- Breed: Tennessee Walking Horse
- Discipline: Show horse
- Sire: Gold Power
- Dam: Main Man's Spirit
- Sex: Stallion
- Foaled: April 3, 1999
- Color: Black
- Owner: King, Holland and Kilgore
- Trainer: Joe Cotten

Major wins
- Three-Year-Old Amateur World Championship in 2002 Three-Year-Old Stallion World Championship in 2002 Four-Year-Old World Championship in 2003 Reserve World Grand Championship in 2004 World Grand Championship in 2005

= Main Power =

Main Power is a Tennessee Walking Horse who won the World Grand Championship in the 2005 Tennessee Walking Horse National Celebration.
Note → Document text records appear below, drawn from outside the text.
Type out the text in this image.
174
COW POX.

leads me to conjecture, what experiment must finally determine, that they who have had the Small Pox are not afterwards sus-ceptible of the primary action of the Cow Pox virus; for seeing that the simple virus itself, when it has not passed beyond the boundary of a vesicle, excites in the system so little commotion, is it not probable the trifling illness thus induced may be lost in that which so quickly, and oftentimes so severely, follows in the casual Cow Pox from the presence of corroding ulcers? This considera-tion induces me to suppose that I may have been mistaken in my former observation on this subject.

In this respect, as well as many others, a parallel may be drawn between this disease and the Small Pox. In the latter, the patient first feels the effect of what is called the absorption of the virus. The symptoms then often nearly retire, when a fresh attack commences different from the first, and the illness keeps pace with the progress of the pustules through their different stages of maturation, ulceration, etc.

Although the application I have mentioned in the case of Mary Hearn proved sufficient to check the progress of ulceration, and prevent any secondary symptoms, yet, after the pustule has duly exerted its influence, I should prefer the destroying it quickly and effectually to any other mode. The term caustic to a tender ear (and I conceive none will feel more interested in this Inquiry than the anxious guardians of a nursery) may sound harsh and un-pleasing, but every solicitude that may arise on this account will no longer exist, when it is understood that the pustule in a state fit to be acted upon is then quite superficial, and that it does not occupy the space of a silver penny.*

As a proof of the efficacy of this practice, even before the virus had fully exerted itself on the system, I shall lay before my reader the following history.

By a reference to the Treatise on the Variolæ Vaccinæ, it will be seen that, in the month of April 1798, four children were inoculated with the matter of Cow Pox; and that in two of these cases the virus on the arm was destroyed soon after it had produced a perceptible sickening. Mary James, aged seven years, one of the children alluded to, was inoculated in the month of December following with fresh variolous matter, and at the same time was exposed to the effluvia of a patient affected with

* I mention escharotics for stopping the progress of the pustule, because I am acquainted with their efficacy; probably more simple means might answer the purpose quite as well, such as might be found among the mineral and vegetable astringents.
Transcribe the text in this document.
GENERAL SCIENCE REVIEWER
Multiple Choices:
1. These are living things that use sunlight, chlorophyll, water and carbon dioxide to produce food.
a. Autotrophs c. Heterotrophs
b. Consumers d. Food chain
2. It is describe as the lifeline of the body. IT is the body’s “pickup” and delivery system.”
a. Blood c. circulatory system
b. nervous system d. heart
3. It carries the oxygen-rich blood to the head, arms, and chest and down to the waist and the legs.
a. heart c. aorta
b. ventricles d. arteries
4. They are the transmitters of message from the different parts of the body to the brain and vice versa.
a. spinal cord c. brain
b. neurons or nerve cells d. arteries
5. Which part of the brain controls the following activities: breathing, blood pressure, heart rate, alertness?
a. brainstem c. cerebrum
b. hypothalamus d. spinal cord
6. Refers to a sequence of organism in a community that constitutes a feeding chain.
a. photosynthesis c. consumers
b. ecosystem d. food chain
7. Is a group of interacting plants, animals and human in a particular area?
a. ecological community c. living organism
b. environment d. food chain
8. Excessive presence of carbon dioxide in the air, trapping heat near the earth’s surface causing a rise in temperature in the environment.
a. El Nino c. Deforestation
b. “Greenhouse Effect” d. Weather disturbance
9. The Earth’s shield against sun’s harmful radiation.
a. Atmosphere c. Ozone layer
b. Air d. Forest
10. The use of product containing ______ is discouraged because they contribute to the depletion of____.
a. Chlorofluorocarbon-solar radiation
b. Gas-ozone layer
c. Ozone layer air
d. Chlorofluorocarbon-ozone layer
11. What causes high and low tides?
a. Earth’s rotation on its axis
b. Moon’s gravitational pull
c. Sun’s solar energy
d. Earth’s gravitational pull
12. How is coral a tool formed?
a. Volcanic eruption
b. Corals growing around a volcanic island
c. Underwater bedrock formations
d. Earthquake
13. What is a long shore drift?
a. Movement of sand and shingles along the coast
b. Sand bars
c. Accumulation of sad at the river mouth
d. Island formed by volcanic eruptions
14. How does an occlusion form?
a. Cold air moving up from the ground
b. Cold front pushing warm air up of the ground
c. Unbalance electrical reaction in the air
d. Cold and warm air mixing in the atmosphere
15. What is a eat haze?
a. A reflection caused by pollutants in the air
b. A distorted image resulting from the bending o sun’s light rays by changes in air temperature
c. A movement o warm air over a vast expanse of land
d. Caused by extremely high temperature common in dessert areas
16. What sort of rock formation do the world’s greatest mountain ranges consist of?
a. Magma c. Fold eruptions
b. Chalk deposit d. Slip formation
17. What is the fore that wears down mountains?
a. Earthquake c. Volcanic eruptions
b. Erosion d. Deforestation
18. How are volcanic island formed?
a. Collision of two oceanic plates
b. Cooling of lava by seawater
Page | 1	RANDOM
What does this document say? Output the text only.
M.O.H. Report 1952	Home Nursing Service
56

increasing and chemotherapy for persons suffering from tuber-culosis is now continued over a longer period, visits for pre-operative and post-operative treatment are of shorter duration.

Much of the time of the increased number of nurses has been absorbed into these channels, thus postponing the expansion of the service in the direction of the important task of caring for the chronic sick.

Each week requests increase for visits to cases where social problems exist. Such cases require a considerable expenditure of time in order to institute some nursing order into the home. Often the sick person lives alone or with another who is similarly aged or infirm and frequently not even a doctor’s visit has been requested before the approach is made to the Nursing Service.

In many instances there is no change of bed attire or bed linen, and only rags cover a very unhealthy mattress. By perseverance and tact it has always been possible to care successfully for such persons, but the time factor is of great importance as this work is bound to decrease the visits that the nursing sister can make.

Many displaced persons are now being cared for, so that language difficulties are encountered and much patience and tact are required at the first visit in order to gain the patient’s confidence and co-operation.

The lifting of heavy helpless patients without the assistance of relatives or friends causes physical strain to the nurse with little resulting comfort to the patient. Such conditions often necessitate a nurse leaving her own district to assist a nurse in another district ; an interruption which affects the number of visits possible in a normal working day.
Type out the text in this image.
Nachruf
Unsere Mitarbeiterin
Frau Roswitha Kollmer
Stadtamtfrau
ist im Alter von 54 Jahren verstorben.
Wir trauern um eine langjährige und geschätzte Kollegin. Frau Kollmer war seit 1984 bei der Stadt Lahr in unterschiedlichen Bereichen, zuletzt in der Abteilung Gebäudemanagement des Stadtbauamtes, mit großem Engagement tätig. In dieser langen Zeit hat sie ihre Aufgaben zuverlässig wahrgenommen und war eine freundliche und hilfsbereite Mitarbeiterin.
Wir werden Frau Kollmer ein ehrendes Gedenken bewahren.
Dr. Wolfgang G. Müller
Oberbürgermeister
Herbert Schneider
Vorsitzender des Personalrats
He had previously been the Three-Year-Old World Champion in two categories, Four-Year-Old World Champion and Reserve World Grand Champion.

==Life and career==

Main Power was foaled on April 3, 1999. He is a solid black stallion with no white markings. He was sired by Gold Power and out of the mare Main Man's Spirit. His dam was double-registered with both the Tennessee Walking Horse Breeders' and Exhibitors' Association and the Racking Horse Breeders' Association of America.
He was trained by Joe Cotten and during his show career was owned by Holland, King and Kilgore of Arab, Decatur, and Tuscaloosa, Alabama, respectively. Main Power entered the Tennessee Walking Horse National Celebration for the first time in 2002 and was named Three-Year-Old World Champion in both the Amateur and Stallion divisions. The following year he won the four-year-old preliminary class before winning the World Championship for that age division, and in 2004 he entered the World Grand Championship for the first time. He placed second. In 2005 he won the B division of the Aged Stallion class in the Celebration and again entered the World Grand Championship. He competed against 9 other horses to win the World Grand Championship. Following the win, he was retired to stud at Sand Creek Farms in Shelbyville, Tennessee.